Известия Уральского федерального университета. Серия 2: Гуманитарные науки (Mar 2017)

The 1723 Instruction from Vasily Tatishchev to Factory Commissioner Fyodor Neklyudov about Documenting His Activity and Improving the Operations of the Office

  • Maxim Vladimirovich Porunov,
  • Alevtina Mikhailovna Safronova

DOI
https://doi.org/10.15826/izv2.2017.19.1.011
Journal volume & issue
Vol. 19, no. 1(160)
pp. 130 – 145

Abstract

Read online

The article analyses the rules of Instruction to Factory Commissioner Fyodor Neklyudov from the point of view of documenting his work and the work of the office under him for the first time in domestic historiography. The Instruction was designed by V. N. Tatishchev immediately after he was exculpated following the complaint of N. Demidov, and was granted access to decision-making in the mining management in October, 1723. It is the most important and voluminous regulatory document developed by Tatishchev during the first period of his stay in the Urals between 1720 and 1723. The provisions of Instruction were an important step in the development of the standards of General Regulations (1720) in relation to the factory records management, and laid the foundations of its organization in the local government and in the enterprises themselves.
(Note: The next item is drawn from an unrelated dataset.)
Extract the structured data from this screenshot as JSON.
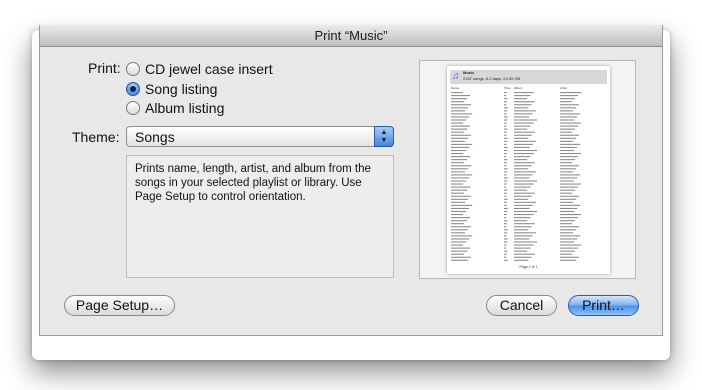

A comparison of this document with the Instruction to the Factory Commissioner T. Burtsev of 1721 and other Tatishchev’s regulatory acts, involving similar issues, allows the authors to draw conclusions about the appearance in 1723 of new types of record books registering incoming, outgoing and internal documents, the introduction of norms for drawing up documents, as well as of their systematization, and reinforcement of document preservation. The instructions formulated requirements for drawing up registers (inventories) of documents on a case, described the types of documents the factory Commissioner and his office were supposed to exchange with higher institutions and officials, as well as subordinate ones, and those of the same level.